For CultureWars.org.uk
Dead Wedding, the latest show by the staggeringly brilliant puppeteers Faulty Optic, is a startlingly uncomfortable experience. Draining, desolate and riddled with off-kilter melancholy, this is a brooding, lyrically bleak hour and a half of netherworldy puppetry.
Dead wedding takes as its starting point the myth of Orpheus and Eurydice, a story that seems to returning with a troubling regularity; as if there is something about it, the doomed attempts at overcoming death, the inevitability of human weakness, that nags at us. In Faulty Optic’s retelling the story has an almost political resonance to it, the feel of a show created while war reports blare from the television in the background. Indeed, we begin like something out of a piece of scathing anti-Neo Con agitprop, with bloated half naked Pluto, god of the underworld, sat squatly over a grave stone that he is ringing like a slot machine, sending coins fountaining up around him to his obvious glee.

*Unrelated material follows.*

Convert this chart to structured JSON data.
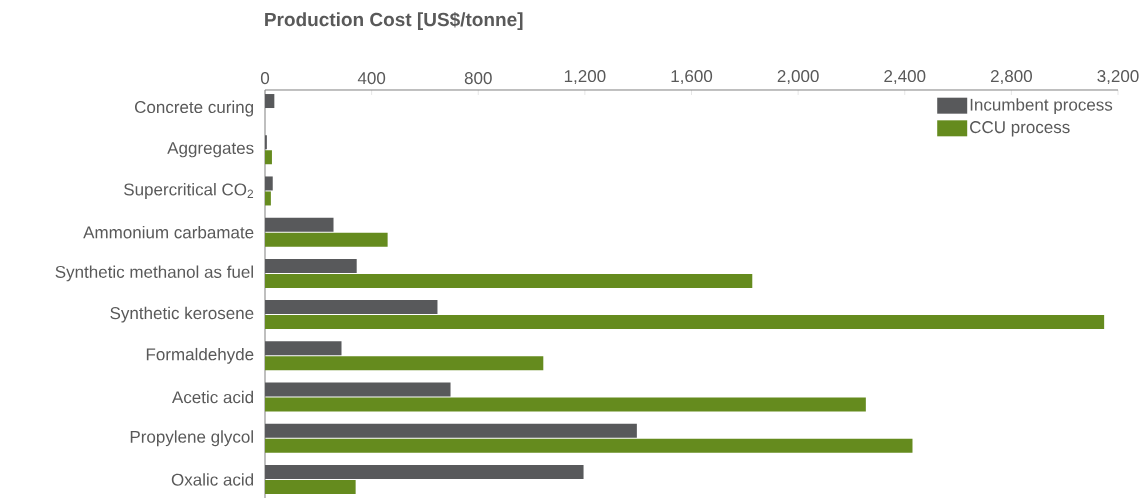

From the start the myth, as far as we know it, has run its course. We are already in the underworld. A post-apocalyptic scrapheap Hades of rusting tin drums and salvaged bric-a-brac. Eurydice washes her memory away repetitively in a crude industrial shower and an amputee Orpheus, like a ghoulish down-and-out Vietnam veteran, scuttles around on a tiny wooden cart, unable to find the legs ripped away by the frenzied Bacchae. This Hades is a desolate, listless place, bathed in palid green light and echoing to a soundscape half-heard sentences drowned in dissonant blending of electronica and live string music.
In this post-traumatic universe Orpheus struggles to grasp the normality of his previous life, setting up Kodak moment dates with the distracted Eurydice that feel distorted, dangerous and hollow. Playing his lyre (and with two crude puppet masks made from Jiffy bags) he tries to recapture normality, his tiny erratic gestures bristling with a fierce, doomed hopefulness.
There is a haunting absence of humanity in this disturbing little world, even the faces of the puppeteers are concealed behind sinister black vales. The smooth, near-perfecct manipulation of the puppets is a striking contrast to the halting, juddery movement of their creations – crawling in stylised bursts across their tattered landscape.
This unworldly movement is brilliantly effective when it serves the company’s most punchy and disturbing scenes, crudely metaphorical vignettes that touch the dark absurdity of Terry Gilliam. Possibly the best of the of them all is a beautiful scene in which the dainty figures of Orpheus and Eurydice dance jaggedly on the top of great white wedding cake, slowly however a giant sinister creature (like a winged Cerberus) hovers into the scene pecking Eurydice to pieces in front of the tiny devastated figure of Orpheus. While he still grasps at her headless torso Pluto blusters in, threatening Orpheus with a long knife before brutally slicing the cake in two, amputating the lovers from each other, and scoffing from its centre. Almost Punch and Judyish in its absurd cruelty, the scene is beautiful, macabre and effortlessly haunting.
At times though the relentless inhumanity of this scarred universe does become almost unbearable. Mira Calix mesmerising and deafening loud musical score writhes under your skin with a prikly jerkiness that perfectly matches the small figures cavorting across the stage. By the end of ninety minutes there is little surprise, indeed only a crushing inevitability, in the bleakness of the show’s ending, as Orpheus abandons his futile attempts to reclaim love, the past and normality, instead cutting the strings of his Lyre and drowning himself in his own forgetting; a cruel reflection of our own listless response to a world mired in tragedy.